Le député Assem Araji a appelé de son côté à la formation d'un gouvernement dans les plus brefs délais ainsi qu'à l'adoption de mesures fermes aux frontières. « Il faut stopper les personnes armées qui s'infiltrent au Liban et vice-versa, avec le soutien de la Finul », a-t-il ajouté, appelant à assurer une couverture totale aux forces de sécurité afin qu'elles puissent accomplir leur mission de maintien de la stabilité et de la surveillance des frontières.

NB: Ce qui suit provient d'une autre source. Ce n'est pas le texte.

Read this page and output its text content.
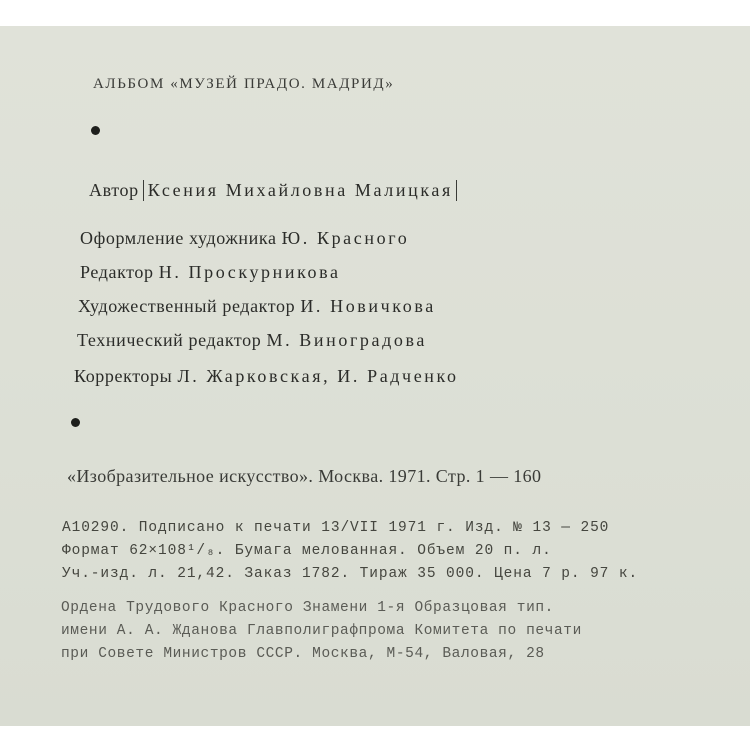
АЛЬБОМ «МУЗЕЙ ПРАДО. МАДРИД»
Автор Ксения Михайловна Малицкая
Оформление художника Ю. Красного
Редактор Н. Проскурникова
Художественный редактор И. Новичкова
Технический редактор М. Виноградова
Корректоры Л. Жарковская, И. Радченко
«Изобразительное искусство». Москва. 1971. Стр. 1 — 160
А10290. Подписано к печати 13/VII 1971 г. Изд. № 13 — 250
Формат 62×108¹/₈. Бумага мелованная. Объем 20 п. л.
Уч.-изд. л. 21,42. Заказ 1782. Тираж 35 000. Цена 7 р. 97 к.
Ордена Трудового Красного Знамени 1-я Образцовая тип.
имени А. А. Жданова Главполиграфпрома Комитета по печати
при Совете Министров СССР. Москва, М-54, Валовая, 28
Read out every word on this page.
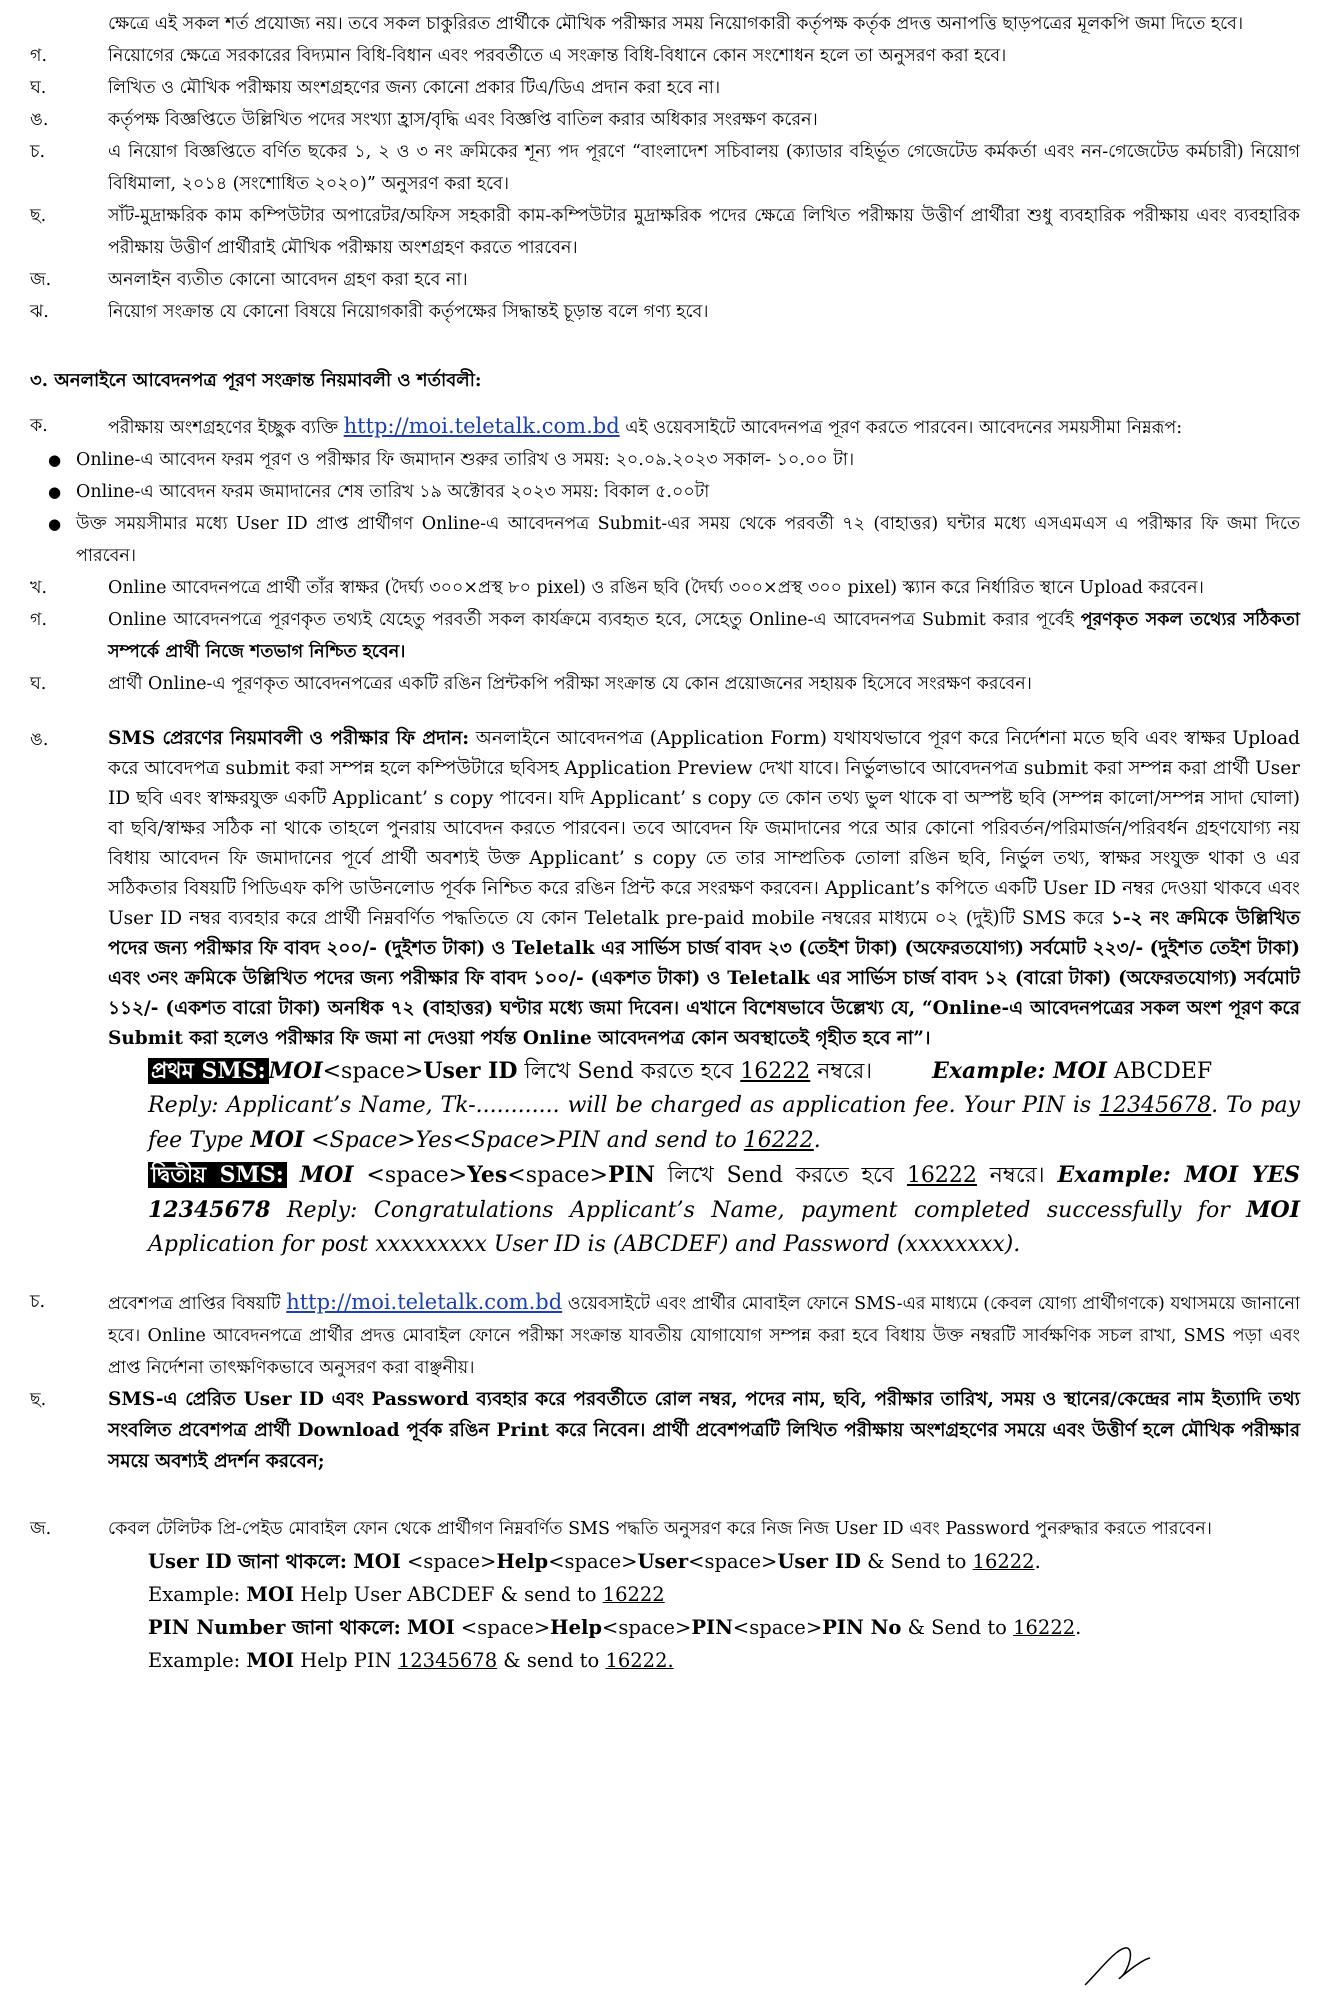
ক্ষেত্রে এই সকল শর্ত প্রযোজ্য নয়। তবে সকল চাকুরিরত প্রার্থীকে মৌখিক পরীক্ষার সময় নিয়োগকারী কর্তৃপক্ষ কর্তৃক প্রদত্ত অনাপত্তি ছাড়পত্রের মূলকপি জমা দিতে হবে।
গ.	নিয়োগের ক্ষেত্রে সরকারের বিদ্যমান বিধি-বিধান এবং পরবর্তীতে এ সংক্রান্ত বিধি-বিধানে কোন সংশোধন হলে তা অনুসরণ করা হবে।
ঘ.	লিখিত ও মৌখিক পরীক্ষায় অংশগ্রহণের জন্য কোনো প্রকার টিএ/ডিএ প্রদান করা হবে না।
ঙ.	কর্তৃপক্ষ বিজ্ঞপ্তিতে উল্লিখিত পদের সংখ্যা হ্রাস/বৃদ্ধি এবং বিজ্ঞপ্তি বাতিল করার অধিকার সংরক্ষণ করেন।
চ.	এ নিয়োগ বিজ্ঞপ্তিতে বর্ণিত ছকের ১, ২ ও ৩ নং ক্রমিকের শূন্য পদ পূরণে “বাংলাদেশ সচিবালয় (ক্যাডার বহির্ভূত গেজেটেড কর্মকর্তা এবং নন-গেজেটেড কর্মচারী) নিয়োগ বিধিমালা, ২০১৪ (সংশোধিত ২০২০)” অনুসরণ করা হবে।
ছ.	সাঁট-মুদ্রাক্ষরিক কাম কম্পিউটার অপারেটর/অফিস সহকারী কাম-কম্পিউটার মুদ্রাক্ষরিক পদের ক্ষেত্রে লিখিত পরীক্ষায় উত্তীর্ণ প্রার্থীরা শুধু ব্যবহারিক পরীক্ষায় এবং ব্যবহারিক পরীক্ষায় উত্তীর্ণ প্রার্থীরাই মৌখিক পরীক্ষায় অংশগ্রহণ করতে পারবেন।
জ.	অনলাইন ব্যতীত কোনো আবেদন গ্রহণ করা হবে না।
ঝ.	নিয়োগ সংক্রান্ত যে কোনো বিষয়ে নিয়োগকারী কর্তৃপক্ষের সিদ্ধান্তই চূড়ান্ত বলে গণ্য হবে।
৩. অনলাইনে আবেদনপত্র পূরণ সংক্রান্ত নিয়মাবলী ও শর্তাবলী:
ক.	পরীক্ষায় অংশগ্রহণের ইচ্ছুক ব্যক্তি http://moi.teletalk.com.bd এই ওয়েবসাইটে আবেদনপত্র পূরণ করতে পারবেন। আবেদনের সময়সীমা নিম্নরূপ:
● Online-এ আবেদন ফরম পূরণ ও পরীক্ষার ফি জমাদান শুরুর তারিখ ও সময়: ২০.০৯.২০২৩ সকাল- ১০.০০ টা।
● Online-এ আবেদন ফরম জমাদানের শেষ তারিখ ১৯ অক্টোবর ২০২৩ সময়: বিকাল ৫.০০টা
● উক্ত সময়সীমার মধ্যে User ID প্রাপ্ত প্রার্থীগণ Online-এ আবেদনপত্র Submit-এর সময় থেকে পরবর্তী ৭২ (বাহাত্তর) ঘন্টার মধ্যে এসএমএস এ পরীক্ষার ফি জমা দিতে পারবেন।
খ.	Online আবেদনপত্রে প্রার্থী তাঁর স্বাক্ষর (দৈর্ঘ্য ৩০০×প্রস্থ ৮০ pixel) ও রঙিন ছবি (দৈর্ঘ্য ৩০০×প্রস্থ ৩০০ pixel) স্ক্যান করে নির্ধারিত স্থানে Upload করবেন।
গ.	Online আবেদনপত্রে পূরণকৃত তথ্যই যেহেতু পরবর্তী সকল কার্যক্রমে ব্যবহৃত হবে, সেহেতু Online-এ আবেদনপত্র Submit করার পূর্বেই পূরণকৃত সকল তথ্যের সঠিকতা সম্পর্কে প্রার্থী নিজে শতভাগ নিশ্চিত হবেন।
ঘ.	প্রার্থী Online-এ পূরণকৃত আবেদনপত্রের একটি রঙিন প্রিন্টকপি পরীক্ষা সংক্রান্ত যে কোন প্রয়োজনের সহায়ক হিসেবে সংরক্ষণ করবেন।
ঙ.	SMS প্রেরণের নিয়মাবলী ও পরীক্ষার ফি প্রদান: অনলাইনে আবেদনপত্র (Application Form) যথাযথভাবে পূরণ করে নির্দেশনা মতে ছবি এবং স্বাক্ষর Upload করে আবেদপত্র submit করা সম্পন্ন হলে কম্পিউটারে ছবিসহ Application Preview দেখা যাবে। নির্ভুলভাবে আবেদনপত্র submit করা সম্পন্ন করা প্রার্থী User ID ছবি এবং স্বাক্ষরযুক্ত একটি Applicant’ s copy পাবেন। যদি Applicant’ s copy তে কোন তথ্য ভুল থাকে বা অস্পষ্ট ছবি (সম্পন্ন কালো/সম্পন্ন সাদা ঘোলা) বা ছবি/স্বাক্ষর সঠিক না থাকে তাহলে পুনরায় আবেদন করতে পারবেন। তবে আবেদন ফি জমাদানের পরে আর কোনো পরিবর্তন/পরিমার্জন/পরিবর্ধন গ্রহণযোগ্য নয় বিধায় আবেদন ফি জমাদানের পূর্বে প্রার্থী অবশ্যই উক্ত Applicant’ s copy তে তার সাম্প্রতিক তোলা রঙিন ছবি, নির্ভুল তথ্য, স্বাক্ষর সংযুক্ত থাকা ও এর সঠিকতার বিষয়টি পিডিএফ কপি ডাউনলোড পূর্বক নিশ্চিত করে রঙিন প্রিন্ট করে সংরক্ষণ করবেন। Applicant’s কপিতে একটি User ID নম্বর দেওয়া থাকবে এবং User ID নম্বর ব্যবহার করে প্রার্থী নিম্নবর্ণিত পদ্ধতিতে যে কোন Teletalk pre-paid mobile নম্বরের মাধ্যমে ০২ (দুই)টি SMS করে ১-২ নং ক্রমিকে উল্লিখিত পদের জন্য পরীক্ষার ফি বাবদ ২০০/- (দুইশত টাকা) ও Teletalk এর সার্ভিস চার্জ বাবদ ২৩ (তেইশ টাকা) (অফেরতযোগ্য) সর্বমোট ২২৩/- (দুইশত তেইশ টাকা) এবং ৩নং ক্রমিকে উল্লিখিত পদের জন্য পরীক্ষার ফি বাবদ ১০০/- (একশত টাকা) ও Teletalk এর সার্ভিস চার্জ বাবদ ১২ (বারো টাকা) (অফেরতযোগ্য) সর্বমোট ১১২/- (একশত বারো টাকা) অনধিক ৭২ (বাহাত্তর) ঘণ্টার মধ্যে জমা দিবেন। এখানে বিশেষভাবে উল্লেখ্য যে, “Online-এ আবেদনপত্রের সকল অংশ পূরণ করে Submit করা হলেও পরীক্ষার ফি জমা না দেওয়া পর্যন্ত Online আবেদনপত্র কোন অবস্থাতেই গৃহীত হবে না”।
প্রথম SMS: MOI<space>User ID লিখে Send করতে হবে 16222 নম্বরে।	Example: MOI ABCDEF
Reply: Applicant’s Name, Tk-............ will be charged as application fee. Your PIN is 12345678. To pay fee Type MOI <Space>Yes<Space>PIN and send to 16222.
দ্বিতীয় SMS: MOI <space>Yes<space>PIN লিখে Send করতে হবে 16222 নম্বরে। Example: MOI YES 12345678 Reply: Congratulations Applicant’s Name, payment completed successfully for MOI Application for post xxxxxxxxx User ID is (ABCDEF) and Password (xxxxxxxx).
চ.	প্রবেশপত্র প্রাপ্তির বিষয়টি http://moi.teletalk.com.bd ওয়েবসাইটে এবং প্রার্থীর মোবাইল ফোনে SMS-এর মাধ্যমে (কেবল যোগ্য প্রার্থীগণকে) যথাসময়ে জানানো হবে। Online আবেদনপত্রে প্রার্থীর প্রদত্ত মোবাইল ফোনে পরীক্ষা সংক্রান্ত যাবতীয় যোগাযোগ সম্পন্ন করা হবে বিধায় উক্ত নম্বরটি সার্বক্ষণিক সচল রাখা, SMS পড়া এবং প্রাপ্ত নির্দেশনা তাৎক্ষণিকভাবে অনুসরণ করা বাঞ্ছনীয়।
ছ.	SMS-এ প্রেরিত User ID এবং Password ব্যবহার করে পরবর্তীতে রোল নম্বর, পদের নাম, ছবি, পরীক্ষার তারিখ, সময় ও স্থানের/কেন্দ্রের নাম ইত্যাদি তথ্য সংবলিত প্রবেশপত্র প্রার্থী Download পূর্বক রঙিন Print করে নিবেন। প্রার্থী প্রবেশপত্রটি লিখিত পরীক্ষায় অংশগ্রহণের সময়ে এবং উত্তীর্ণ হলে মৌখিক পরীক্ষার সময়ে অবশ্যই প্রদর্শন করবেন;
জ.	কেবল টেলিটক প্রি-পেইড মোবাইল ফোন থেকে প্রার্থীগণ নিম্নবর্ণিত SMS পদ্ধতি অনুসরণ করে নিজ নিজ User ID এবং Password পুনরুদ্ধার করতে পারবেন।
User ID জানা থাকলে: MOI <space>Help<space>User<space>User ID & Send to 16222.
Example: MOI Help User ABCDEF & send to 16222
PIN Number জানা থাকলে: MOI <space>Help<space>PIN<space>PIN No & Send to 16222.
Example: MOI Help PIN 12345678 & send to 16222.
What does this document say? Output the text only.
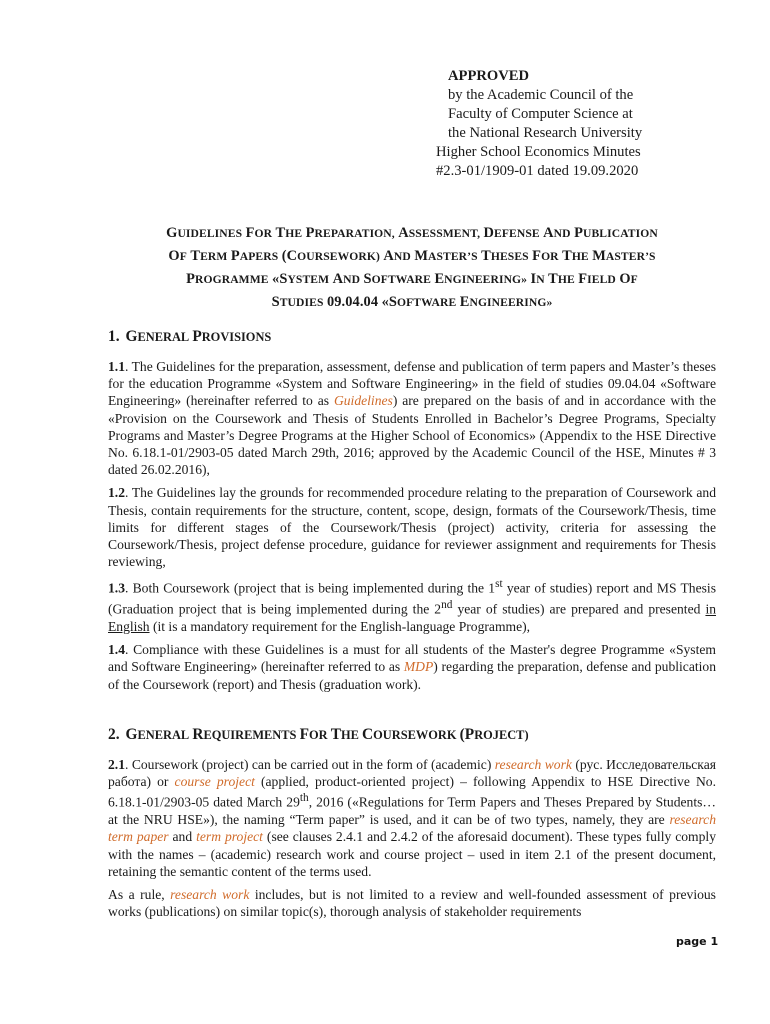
APPROVED
by the Academic Council of the
Faculty of Computer Science at
the National Research University
Higher School Economics Minutes
#2.3-01/1909-01 dated 19.09.2020
GUIDELINES FOR THE PREPARATION, ASSESSMENT, DEFENSE AND PUBLICATION
OF TERM PAPERS (COURSEWORK) AND MASTER’S THESES FOR THE MASTER’S
PROGRAMME «SYSTEM AND SOFTWARE ENGINEERING» IN THE FIELD OF
STUDIES 09.04.04 «SOFTWARE ENGINEERING»
1. GENERAL PROVISIONS

1.1. The Guidelines for the preparation, assessment, defense and publication of term papers and Master’s theses for the education Programme «System and Software Engineering» in the field of studies 09.04.04 «Software Engineering» (hereinafter referred to as Guidelines) are prepared on the basis of and in accordance with the «Provision on the Coursework and Thesis of Students Enrolled in Bachelor’s Degree Programs, Specialty Programs and Master’s Degree Programs at the Higher School of Economics» (Appendix to the HSE Directive No. 6.18.1-01/2903-05 dated March 29th, 2016; approved by the Academic Council of the HSE, Minutes # 3 dated 26.02.2016),

1.2. The Guidelines lay the grounds for recommended procedure relating to the preparation of Coursework and Thesis, contain requirements for the structure, content, scope, design, formats of the Coursework/Thesis, time limits for different stages of the Coursework/Thesis (project) activity, criteria for assessing the Coursework/Thesis, project defense procedure, guidance for reviewer assignment and requirements for Thesis reviewing,

1.3. Both Coursework (project that is being implemented during the 1st year of studies) report and MS Thesis (Graduation project that is being implemented during the 2nd year of studies) are prepared and presented in English (it is a mandatory requirement for the English-language Programme),

1.4. Compliance with these Guidelines is a must for all students of the Master's degree Programme «System and Software Engineering» (hereinafter referred to as MDP) regarding the preparation, defense and publication of the Coursework (report) and Thesis (graduation work).

2. GENERAL REQUIREMENTS FOR THE COURSEWORK (PROJECT)

2.1. Coursework (project) can be carried out in the form of (academic) research work (рус. Исследовательская работа) or course project (applied, product-oriented project) – following Appendix to HSE Directive No. 6.18.1-01/2903-05 dated March 29th, 2016 («Regulations for Term Papers and Theses Prepared by Students… at the NRU HSE»), the naming “Term paper” is used, and it can be of two types, namely, they are research term paper and term project (see clauses 2.4.1 and 2.4.2 of the aforesaid document). These types fully comply with the names – (academic) research work and course project – used in item 2.1 of the present document, retaining the semantic content of the terms used.

As a rule, research work includes, but is not limited to a review and well-founded assessment of previous works (publications) on similar topic(s), thorough analysis of stakeholder requirements

page 1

Le député du courant du Futur, Riyad Rahal, a quant à lui affirmé que les attentats perpétrés au Liban sont les répercussions de la bataille de Qousseir, rappelant que les factions impliquées dans les combats en Syrie avaient averti le gouvernement libanais qu'elles traqueraient le Hezbollah au Liban, conséquence de son intervention dans la crise syrienne. Des accusations reprises par le chef de l'Option libanaise, Ahmad el-Assaad, qui a pourtant estimé que « l'intervention du Hezb en Syrie ne justifie pas ces crimes suicidaires ».
Enfin, le président des organismes économiques Adnane Kassar a appelé les Libanais à répondre au terrorisme en s'attachant à l'unité nationale, revendiquant la formation d'un cabinet rassembleur. Quant au vice-président du Conseil islamique chérié, cheikh Abdel Amir Kabalan, il a appelé les Libanais à « soutenir l'armée » pour contrer le terrorisme.